Compare his salary to those of professional engineers and geoscientists in Saskatchewan.  The following numbers come from Issue 120, May/June 2009 of The Professional Edge, a magazine put out by the professional societies in Saskatchewan.  In this issue they report on the APEGS 2009 Salary Survey.  The median salary for professional mining engineers is reported to be $91 K.  Environmental engineers get a median of only $73 K and civil engineers a paltry $78 K. Chemical engineers do best at $91 K.

You salary as a professional engineer or geoscientist in Saskatchewan also depends on whether you can put P.Eng. or P.Geo., or both behind your name.  Those who can claim both designations earn a median of $117 K as compared to a simple P.Eng. who gets only $94 K.  A simple P.Geo. only gets $110 K.   As an engineer I must suspect discrimination or at least an old-geo network?

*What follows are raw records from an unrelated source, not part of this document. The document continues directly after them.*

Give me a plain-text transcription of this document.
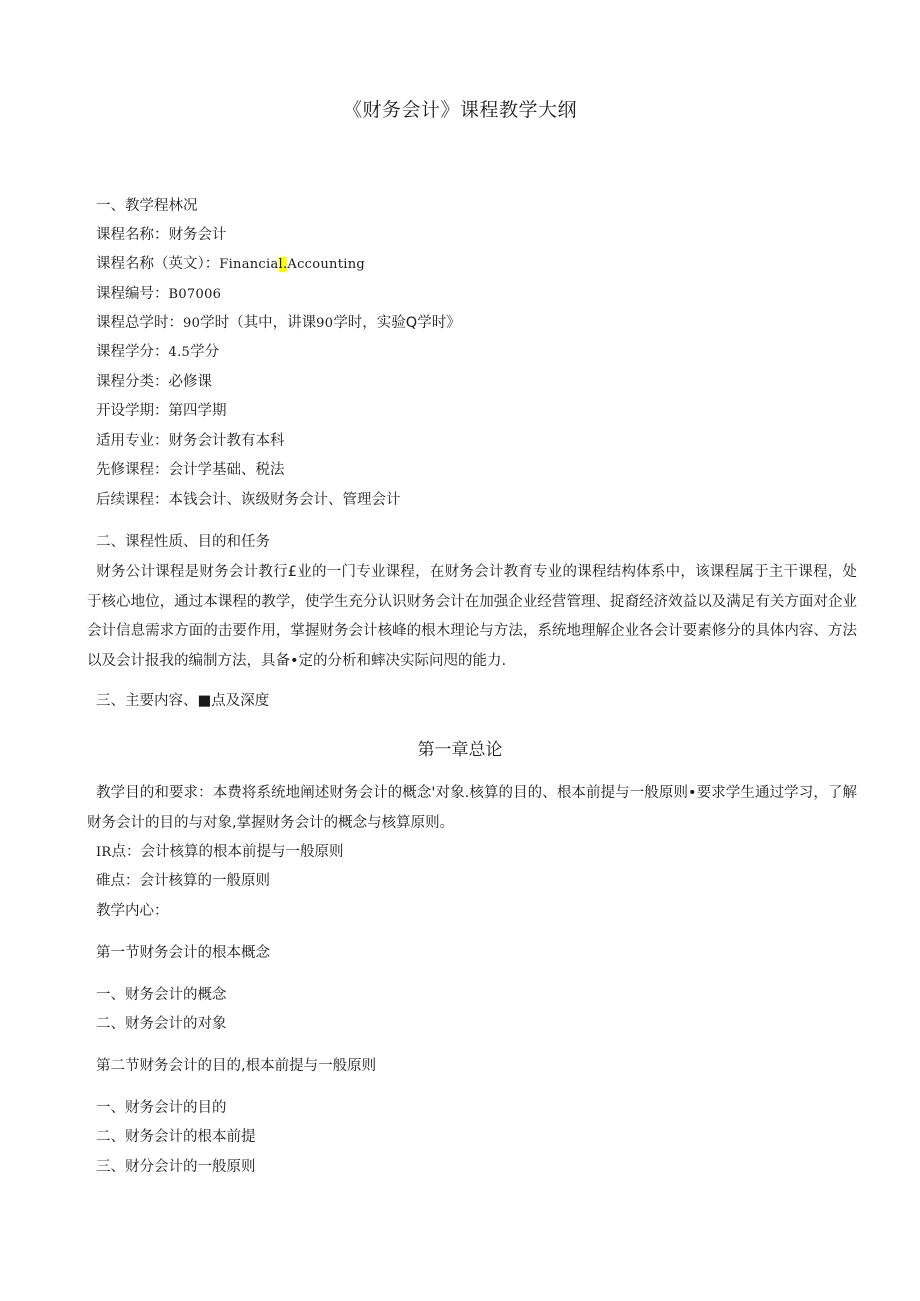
《财务会计》课程教学大纲
一、教学程林况
课程名称：财务会计
课程名称（英文）：Financial.Accounting
课程编号：B07006
课程总学时：90学时（其中，讲课90学时，实验Q学时》
课程学分：4.5学分
课程分类：必修课
开设学期：第四学期
适用专业：财务会计教有本科
先修课程：会计学基础、税法
后续课程：本钱会计、诙级财务会计、管理会计
二、课程性质、目的和任务
财务公计课程是财务会计教行£业的一门专业课程，在财务会计教育专业的课程结构体系中，该课程属于主干课程，处于核心地位，通过本课程的教学，使学生充分认识财务会计在加强企业经营管理、捉裔经济效益以及满足有关方面对企业会计信息需求方面的击要作用，掌握财务会计核峰的根木理论与方法，系统地理解企业各会计要素修分的具体内容、方法以及会计报我的编制方法，具备•定的分析和蟀决实际问咫的能力.
三、主要内容、■点及深度
第一章总论
教学目的和要求：本费将系统地阐述财务会计的概念'对象.核算的目的、根本前提与一般原则•要求学生通过学习，了解财务会计的目的与对象,掌握财务会计的概念与核算原则。
IR点：会计核算的根本前提与一般原则
碓点：会计核算的一般原则
教学内心：
第一节财务会计的根本概念
一、财务会计的概念
二、财务会计的对象
第二节财务会计的目的,根本前提与一般原则
一、财务会计的目的
二、财务会计的根本前提
三、财分会计的一般原则
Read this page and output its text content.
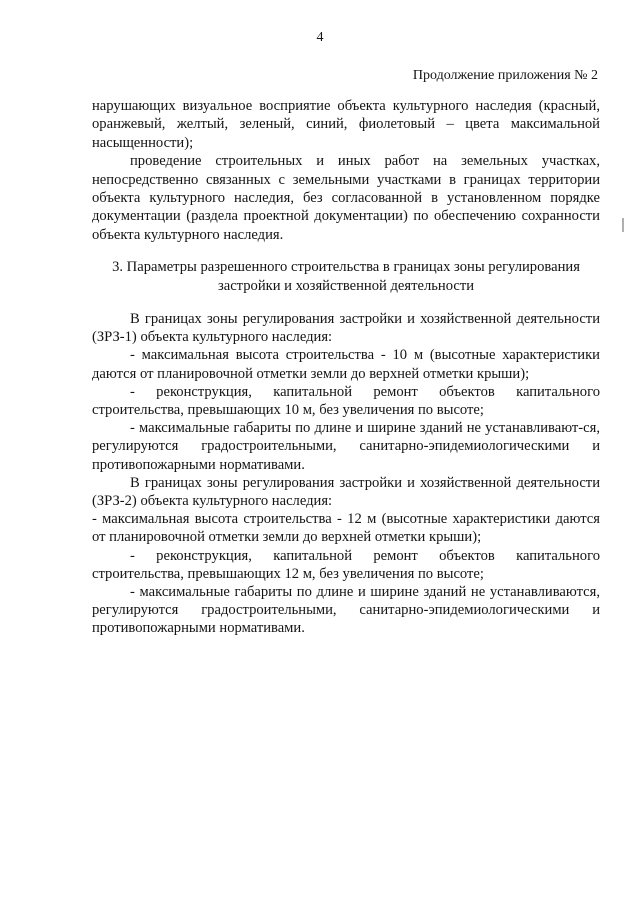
4
Продолжение приложения № 2

нарушающих визуальное восприятие объекта культурного наследия (красный, оранжевый, желтый, зеленый, синий, фиолетовый – цвета максимальной насыщенности);

проведение строительных и иных работ на земельных участках, непосредственно связанных с земельными участками в границах территории объекта культурного наследия, без согласованной в установленном порядке документации (раздела проектной документации) по обеспечению сохранности объекта культурного наследия.

3. Параметры разрешенного строительства в границах зоны регулирования застройки и хозяйственной деятельности

В границах зоны регулирования застройки и хозяйственной деятельности (ЗРЗ-1) объекта культурного наследия:

- максимальная высота строительства - 10 м (высотные характеристики даются от планировочной отметки земли до верхней отметки крыши);

- реконструкция, капитальной ремонт объектов капитального строительства, превышающих 10 м, без увеличения по высоте;

- максимальные габариты по длине и ширине зданий не устанавливают-ся, регулируются градостроительными, санитарно-эпидемиологическими и противопожарными нормативами.

В границах зоны регулирования застройки и хозяйственной деятельности (ЗРЗ-2) объекта культурного наследия:

- максимальная высота строительства - 12 м (высотные характеристики даются от планировочной отметки земли до верхней отметки крыши);

- реконструкция, капитальной ремонт объектов капитального строительства, превышающих 12 м, без увеличения по высоте;

- максимальные габариты по длине и ширине зданий не устанавливаются, регулируются градостроительными, санитарно-эпидемиологическими и противопожарными нормативами.
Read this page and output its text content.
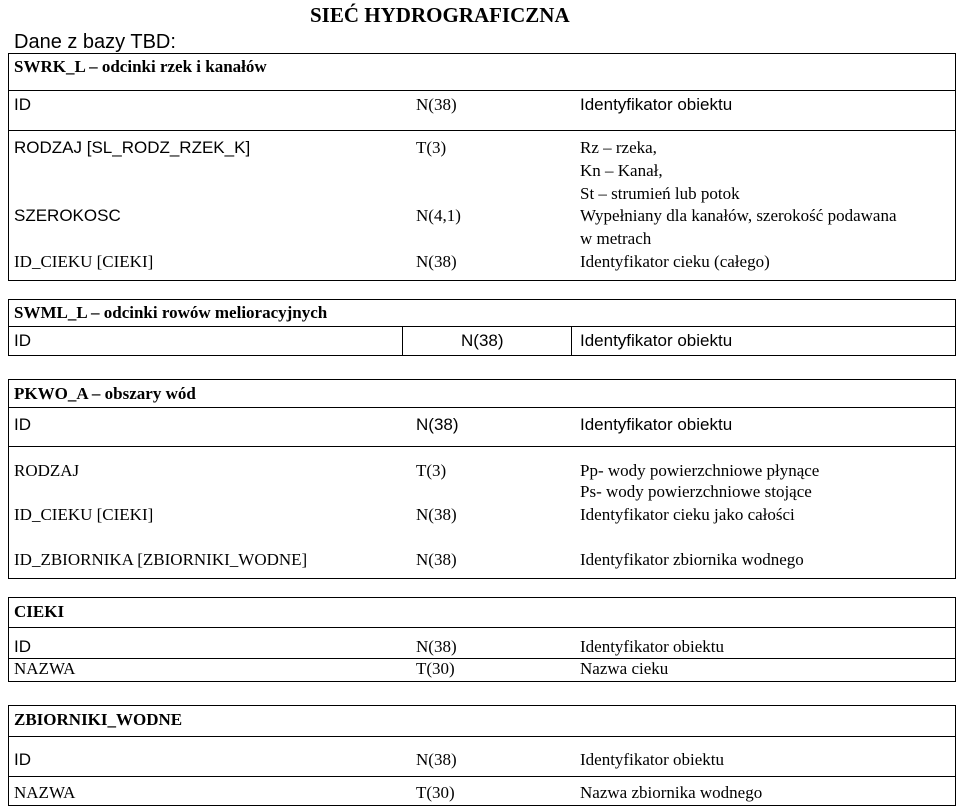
SIEĆ HYDROGRAFICZNA
Dane z bazy TBD:
SWRK_L – odcinki rzek i kanałów
ID	N(38)	Identyfikator obiektu
RODZAJ [SL_RODZ_RZEK_K]	T(3)	Rz – rzeka,
Kn – Kanał,
St – strumień lub potok
SZEROKOSC	N(4,1)	Wypełniany dla kanałów, szerokość podawana
w metrach
ID_CIEKU [CIEKI]	N(38)	Identyfikator cieku (całego)
SWML_L – odcinki rowów melioracyjnych
ID	N(38)	Identyfikator obiektu
PKWO_A – obszary wód
ID	N(38)	Identyfikator obiektu
RODZAJ	T(3)	Pp- wody powierzchniowe płynące
Ps- wody powierzchniowe stojące
ID_CIEKU [CIEKI]	N(38)	Identyfikator cieku jako całości
ID_ZBIORNIKA [ZBIORNIKI_WODNE]	N(38)	Identyfikator zbiornika wodnego
CIEKI
ID	N(38)	Identyfikator obiektu
NAZWA	T(30)	Nazwa cieku
ZBIORNIKI_WODNE
ID	N(38)	Identyfikator obiektu
NAZWA	T(30)	Nazwa zbiornika wodnego
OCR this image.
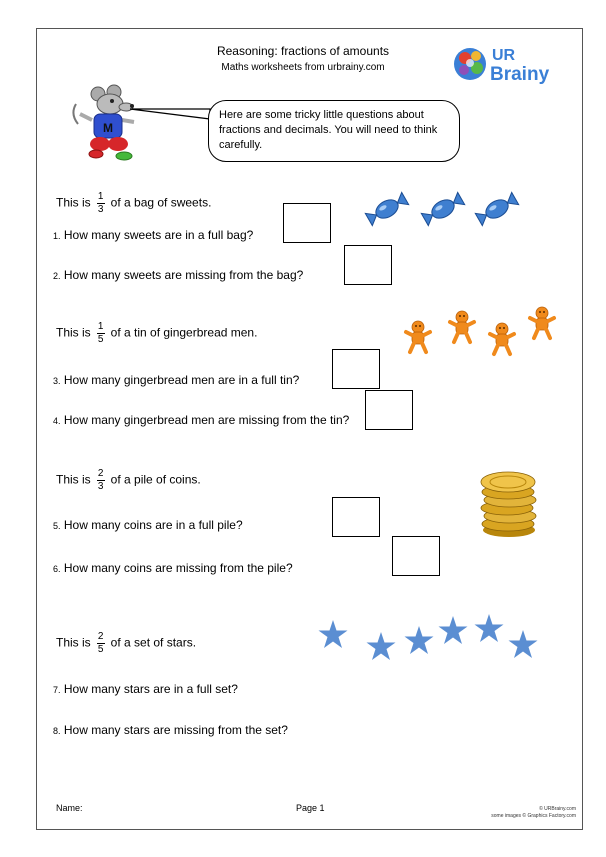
Reasoning: fractions of amounts
Maths worksheets from urbrainy.com
UR
Brainy
M
Here are some tricky little questions about fractions and decimals. You will need to think carefully.
This is $\frac{1}{3}$ of a bag of sweets.
1. How many sweets are in a full bag?
2. How many sweets are missing from the bag?
This is $\frac{1}{5}$ of a tin of gingerbread men.
3. How many gingerbread men are in a full tin?
4. How many gingerbread men are missing from the tin?
This is $\frac{2}{3}$ of a pile of coins.
5. How many coins are in a full pile?
6. How many coins are missing from the pile?
This is $\frac{2}{5}$ of a set of stars.
7. How many stars are in a full set?
8. How many stars are missing from the set?
Name:	Page 1	© URBrainy.com
some images © Graphics Factory.com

Of course the longer you have been working, the higher your take-home pay.  If you graduated in 1974 (not that long ago by my reckoning) you earn a median $125 K. Graduate in 1984 and earn a median of $106 K. Similarly 1994 at $95 K; and 2004 at $70 K.  That old issue of age discrimination pops up in that, if you graduated before 1974, your median earning is but $105 K.  And what did they teach those who graduated in 1979?  They get $130 K, the highest of them all. 

There are many fascinating facts in the full suite of numbers.  So get them, take a look, and decide if you want to go to or leave S to work as a P.Eng. or P.Geo.  Maybe just go west young man.